The cost components for spent fuel management, disposal and decom­missioning are accumulated in escrow funds (or equivalent schemes) as the plant operates and account for approximately 10% of total O&M costs (or approximately $1/MWh). However, these components can vary widely depending on reactor technology, regulatory requirements and the time frame over which these must be accumulated.
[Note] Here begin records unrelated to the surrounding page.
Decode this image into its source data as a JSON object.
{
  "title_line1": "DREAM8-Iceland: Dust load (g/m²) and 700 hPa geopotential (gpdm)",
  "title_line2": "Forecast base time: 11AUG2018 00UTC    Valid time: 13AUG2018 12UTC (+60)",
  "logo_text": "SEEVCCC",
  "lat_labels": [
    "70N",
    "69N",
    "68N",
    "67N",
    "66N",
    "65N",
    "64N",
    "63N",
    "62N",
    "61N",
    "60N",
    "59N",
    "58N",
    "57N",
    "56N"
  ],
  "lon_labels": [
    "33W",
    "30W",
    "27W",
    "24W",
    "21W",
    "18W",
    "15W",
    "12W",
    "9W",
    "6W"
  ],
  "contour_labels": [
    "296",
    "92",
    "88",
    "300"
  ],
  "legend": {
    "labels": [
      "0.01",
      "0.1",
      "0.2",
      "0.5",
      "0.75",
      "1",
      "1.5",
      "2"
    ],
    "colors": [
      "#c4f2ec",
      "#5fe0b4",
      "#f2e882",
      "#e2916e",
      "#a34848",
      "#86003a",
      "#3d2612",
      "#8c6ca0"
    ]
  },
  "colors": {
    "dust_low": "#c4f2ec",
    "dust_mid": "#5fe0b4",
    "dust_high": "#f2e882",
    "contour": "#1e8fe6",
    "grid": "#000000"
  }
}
The lifetime fuel requirements (in terms of volume) of nuclear power plants are relatively small (compared with fossil generation) and so are the amounts of spent fuel and waste. But spent fuel is radioactive and must be kept isolated from the environment. Most countries require spent fuel to be stored at the plant site for an interim period until its radioactive inven­tory is greatly reduced and the fuel can eventually be transferred to a permanent repository outside the plant site. If spent fuel is accumulated over many years or the entire plant life, sufficient storage capacity must be provided.